The Fed unexpectedly refrained from reducing the $85bn pace of monthly bond buying on Wednesday, saying it needs to see more signs of lasting improvement in the economy.
“The loan market has been almost dead in the past couple of years,” according to Samer Mardini, Dubai-based vice president of fixed income at SJS Markets. “Most of the banks are trying to activate the loan markets because this sector in their balance sheet is not performing well, so that’s why we are seeing loan demand from both sides, borrowers and lenders.”
Asya Katilim Bankasi, another Islamic lender, applied to Turkey’s market regulator to sell sukuk of different maturities within one year of receiving approval, it said in a statement to Borsa Istanbul on August 26.

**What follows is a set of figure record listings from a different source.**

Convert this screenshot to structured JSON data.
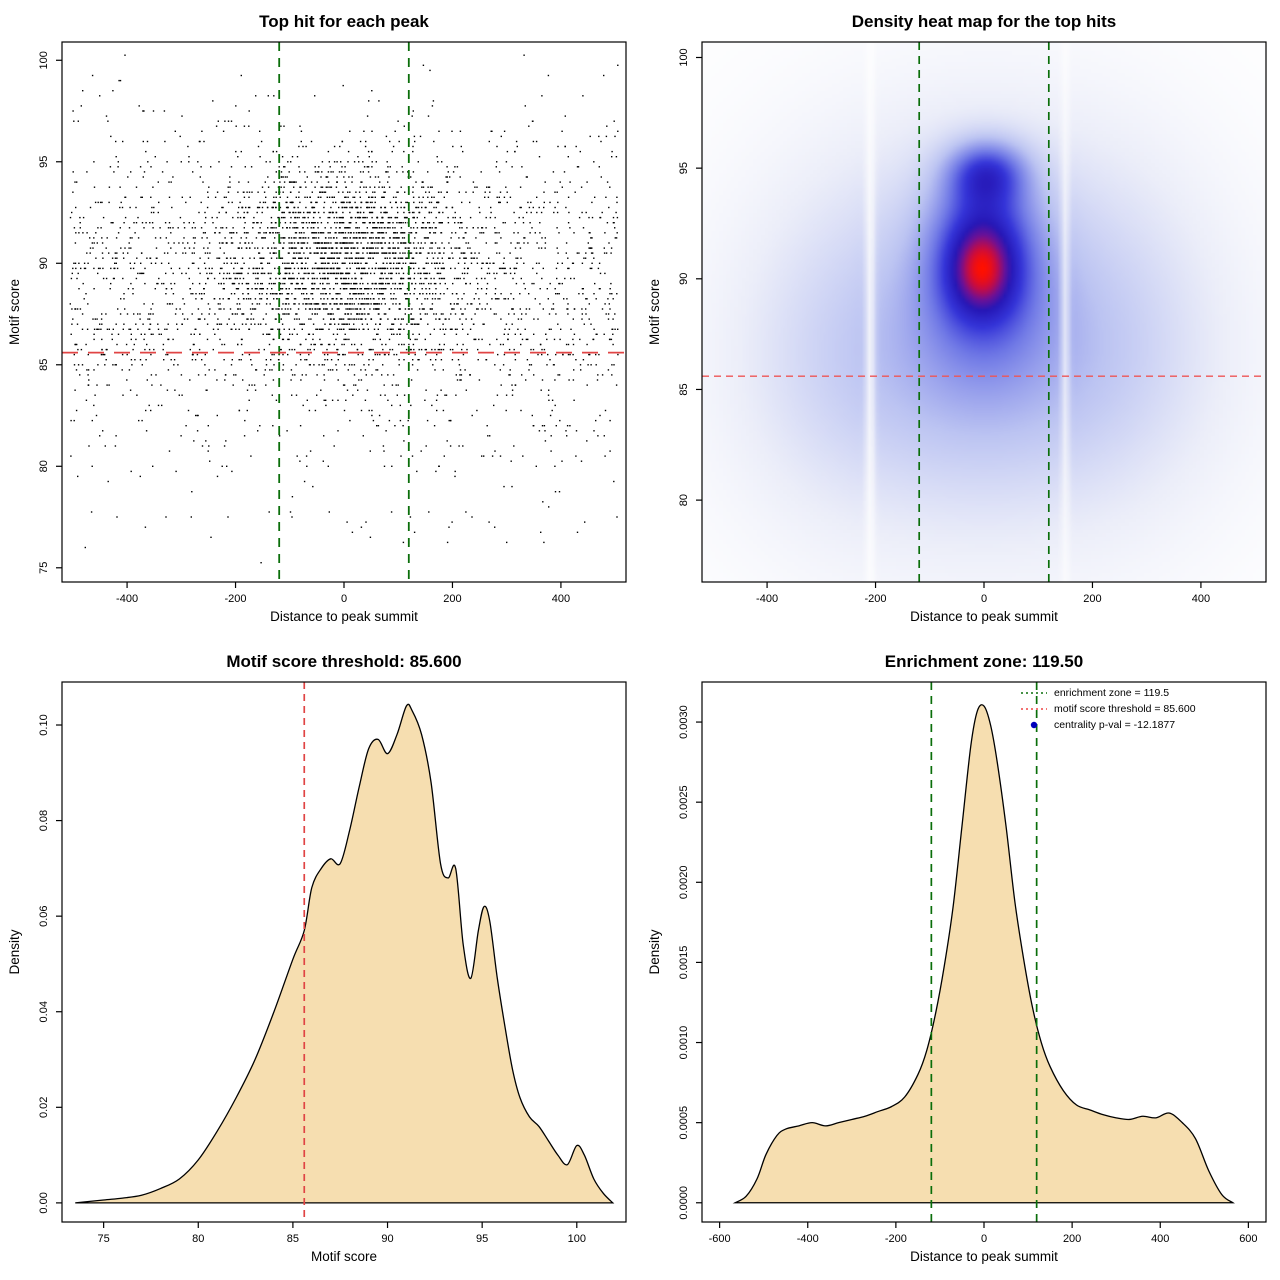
{
  "page": {
    "background": "#ffffff"
  },
  "colors": {
    "red_dashed": "#e04444",
    "green_dashed": "#0a6e0a",
    "area_fill": "#f6deb0",
    "point_color": "#000000",
    "legend_dot": "#0000bb"
  },
  "chart_data": [
    {
      "type": "scatter",
      "title": "Top hit for each peak",
      "xlabel": "Distance to peak summit",
      "ylabel": "Motif score",
      "xlim": [
        -520,
        520
      ],
      "ylim": [
        74.3,
        100.9
      ],
      "xticks": [
        -400,
        -200,
        0,
        200,
        400
      ],
      "xtick_labels": [
        "-400",
        "-200",
        "0",
        "200",
        "400"
      ],
      "yticks": [
        75,
        80,
        85,
        90,
        95,
        100
      ],
      "ytick_labels": [
        "75",
        "80",
        "85",
        "90",
        "95",
        "100"
      ],
      "points": {
        "n": 4300,
        "seed": 42,
        "cluster_frac": 0.5,
        "cluster_x_sd": 115,
        "cluster_y_mean": 90.4,
        "cluster_y_sd": 2.3,
        "bg_y_mean": 89.0,
        "bg_y_sd": 3.9,
        "low_tail_frac": 0.06,
        "x_min": -505,
        "x_max": 505,
        "y_min": 74.8,
        "y_max": 100.25,
        "quantize": 0.25
      },
      "point_color": "#000000",
      "point_size": 1.4,
      "vlines": [
        {
          "x": -119.5,
          "color": "#0a6e0a",
          "dash": "9,7",
          "width": 1.8
        },
        {
          "x": 119.5,
          "color": "#0a6e0a",
          "dash": "9,7",
          "width": 1.8
        }
      ],
      "hlines": [
        {
          "y": 85.6,
          "color": "#e04444",
          "dash": "16,10",
          "width": 1.8
        }
      ]
    },
    {
      "type": "heatmap",
      "title": "Density heat map for the top hits",
      "xlabel": "Distance to peak summit",
      "ylabel": "Motif score",
      "xlim": [
        -520,
        520
      ],
      "ylim": [
        76.3,
        100.7
      ],
      "xticks": [
        -400,
        -200,
        0,
        200,
        400
      ],
      "xtick_labels": [
        "-400",
        "-200",
        "0",
        "200",
        "400"
      ],
      "yticks": [
        80,
        85,
        90,
        95,
        100
      ],
      "ytick_labels": [
        "80",
        "85",
        "90",
        "95",
        "100"
      ],
      "kernels": [
        {
          "x": 0,
          "y": 87,
          "sx": 300,
          "sy": 7,
          "a": 0.3
        },
        {
          "x": 0,
          "y": 89,
          "sx": 160,
          "sy": 5,
          "a": 0.35
        },
        {
          "x": 0,
          "y": 90.2,
          "sx": 75,
          "sy": 2.6,
          "a": 0.85
        },
        {
          "x": -5,
          "y": 90.3,
          "sx": 45,
          "sy": 1.4,
          "a": 1.0
        },
        {
          "x": 5,
          "y": 94.8,
          "sx": 50,
          "sy": 1.0,
          "a": 1.1
        },
        {
          "x": 0,
          "y": 92.6,
          "sx": 60,
          "sy": 1.6,
          "a": 0.55
        },
        {
          "x": 0,
          "y": 85.5,
          "sx": 220,
          "sy": 3.5,
          "a": 0.22
        },
        {
          "x": 260,
          "y": 88,
          "sx": 120,
          "sy": 5,
          "a": 0.15
        },
        {
          "x": -280,
          "y": 87,
          "sx": 120,
          "sy": 5,
          "a": 0.15
        }
      ],
      "white_gaps": [
        {
          "x": -210,
          "w": 9,
          "s": 0.75
        },
        {
          "x": 150,
          "w": 8,
          "s": 0.6
        }
      ],
      "colormap": [
        [
          0,
          "#ffffff"
        ],
        [
          0.1,
          "#eceef9"
        ],
        [
          0.28,
          "#bcc4f2"
        ],
        [
          0.48,
          "#7079e6"
        ],
        [
          0.63,
          "#3434d8"
        ],
        [
          0.76,
          "#2617b6"
        ],
        [
          0.85,
          "#6d1196"
        ],
        [
          0.93,
          "#c40c45"
        ],
        [
          1,
          "#ff1000"
        ]
      ],
      "gamma": 0.85,
      "vlines": [
        {
          "x": -119.5,
          "color": "#0a6e0a",
          "dash": "8,6",
          "width": 1.7
        },
        {
          "x": 119.5,
          "color": "#0a6e0a",
          "dash": "8,6",
          "width": 1.7
        }
      ],
      "hlines": [
        {
          "y": 85.6,
          "color": "#ee5555",
          "dash": "7,5",
          "width": 1.4
        }
      ]
    },
    {
      "type": "area",
      "title": "Motif score threshold: 85.600",
      "xlabel": "Motif score",
      "ylabel": "Density",
      "xlim": [
        72.8,
        102.6
      ],
      "ylim": [
        -0.004,
        0.109
      ],
      "xticks": [
        75,
        80,
        85,
        90,
        95,
        100
      ],
      "xtick_labels": [
        "75",
        "80",
        "85",
        "90",
        "95",
        "100"
      ],
      "yticks": [
        0,
        0.02,
        0.04,
        0.06,
        0.08,
        0.1
      ],
      "ytick_labels": [
        "0.00",
        "0.02",
        "0.04",
        "0.06",
        "0.08",
        "0.10"
      ],
      "fill": "#f6deb0",
      "stroke": "#000000",
      "x": [
        73.5,
        75,
        76,
        77,
        78,
        79,
        80,
        81,
        82,
        83,
        84,
        85,
        85.6,
        86,
        86.5,
        87,
        87.5,
        88,
        88.5,
        89,
        89.5,
        90,
        90.5,
        91,
        91.3,
        91.8,
        92.3,
        92.8,
        93.2,
        93.6,
        94,
        94.4,
        94.8,
        95.1,
        95.4,
        95.8,
        96.2,
        96.6,
        97,
        97.5,
        98,
        98.5,
        99,
        99.5,
        100,
        100.4,
        100.9,
        101.4,
        101.9
      ],
      "y": [
        0,
        0.0006,
        0.001,
        0.0016,
        0.003,
        0.005,
        0.009,
        0.015,
        0.022,
        0.03,
        0.04,
        0.051,
        0.057,
        0.066,
        0.07,
        0.072,
        0.071,
        0.078,
        0.087,
        0.095,
        0.097,
        0.094,
        0.098,
        0.104,
        0.103,
        0.098,
        0.088,
        0.071,
        0.068,
        0.07,
        0.054,
        0.047,
        0.057,
        0.062,
        0.059,
        0.047,
        0.037,
        0.028,
        0.022,
        0.018,
        0.016,
        0.013,
        0.01,
        0.008,
        0.012,
        0.01,
        0.005,
        0.002,
        0
      ],
      "vlines": [
        {
          "x": 85.6,
          "color": "#e04444",
          "dash": "7,5",
          "width": 1.7
        }
      ]
    },
    {
      "type": "area",
      "title": "Enrichment zone: 119.50",
      "xlabel": "Distance to peak summit",
      "ylabel": "Density",
      "xlim": [
        -640,
        640
      ],
      "ylim": [
        -0.00012,
        0.00325
      ],
      "xticks": [
        -600,
        -400,
        -200,
        0,
        200,
        400,
        600
      ],
      "xtick_labels": [
        "-600",
        "-400",
        "-200",
        "0",
        "200",
        "400",
        "600"
      ],
      "yticks": [
        0,
        0.0005,
        0.001,
        0.0015,
        0.002,
        0.0025,
        0.003
      ],
      "ytick_labels": [
        "0.0000",
        "0.0005",
        "0.0010",
        "0.0015",
        "0.0020",
        "0.0025",
        "0.0030"
      ],
      "fill": "#f6deb0",
      "stroke": "#000000",
      "x": [
        -565,
        -540,
        -515,
        -495,
        -470,
        -450,
        -420,
        -390,
        -360,
        -330,
        -300,
        -270,
        -240,
        -210,
        -180,
        -150,
        -130,
        -110,
        -90,
        -70,
        -50,
        -30,
        -15,
        0,
        15,
        30,
        50,
        70,
        90,
        110,
        130,
        150,
        180,
        210,
        240,
        270,
        300,
        330,
        360,
        390,
        420,
        450,
        480,
        510,
        540,
        565
      ],
      "y": [
        0,
        4e-05,
        0.00015,
        0.0003,
        0.00042,
        0.00046,
        0.00048,
        0.0005,
        0.00048,
        0.0005,
        0.00052,
        0.00054,
        0.00057,
        0.0006,
        0.00066,
        0.0008,
        0.00095,
        0.00118,
        0.00148,
        0.00185,
        0.00235,
        0.00285,
        0.00307,
        0.0031,
        0.00298,
        0.00275,
        0.00235,
        0.00188,
        0.00152,
        0.00122,
        0.001,
        0.00085,
        0.0007,
        0.00061,
        0.00058,
        0.00055,
        0.00053,
        0.00052,
        0.00054,
        0.00053,
        0.00056,
        0.0005,
        0.0004,
        0.0002,
        5e-05,
        0
      ],
      "vlines": [
        {
          "x": -119.5,
          "color": "#0a6e0a",
          "dash": "8,6",
          "width": 1.7
        },
        {
          "x": 119.5,
          "color": "#0a6e0a",
          "dash": "8,6",
          "width": 1.7
        }
      ],
      "legend": {
        "items": [
          {
            "type": "line",
            "color": "#0a6e0a",
            "dash": "2,3",
            "label": "enrichment zone = 119.5"
          },
          {
            "type": "line",
            "color": "#ee4444",
            "dash": "2,3",
            "label": "motif score threshold = 85.600"
          },
          {
            "type": "point",
            "color": "#0000bb",
            "label": "centrality p-val = -12.1877"
          }
        ]
      }
    }
  ]
}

Turkey is looking to develop its Islamic banking industry and legislation may be needed, Babacan said at the Istanbul Finance Summit on Wednesday. Public institutions may buy sukuk issued by the Turkish Treasury, a government decree in the Official Gazette said on September 11.
The lira is the most-volatile emerging-market currency in the EMEA region after the South African rand, according to data compiled by Bloomberg on Wednesday.
Albaraka’s fundraising comes as the lender’s profit is set to grow 14% this year, according to the average estimate of nine analysts surveyed by Bloomberg.
“Demand for this particular loan was driven by the fact that the sukuk primary market has been really very benign over the past few months,” Commerzbank’s Bantis said. “Despite all the fears of tapering and the volatility in emerging-market bonds there is still plenty of liquidity on the market.”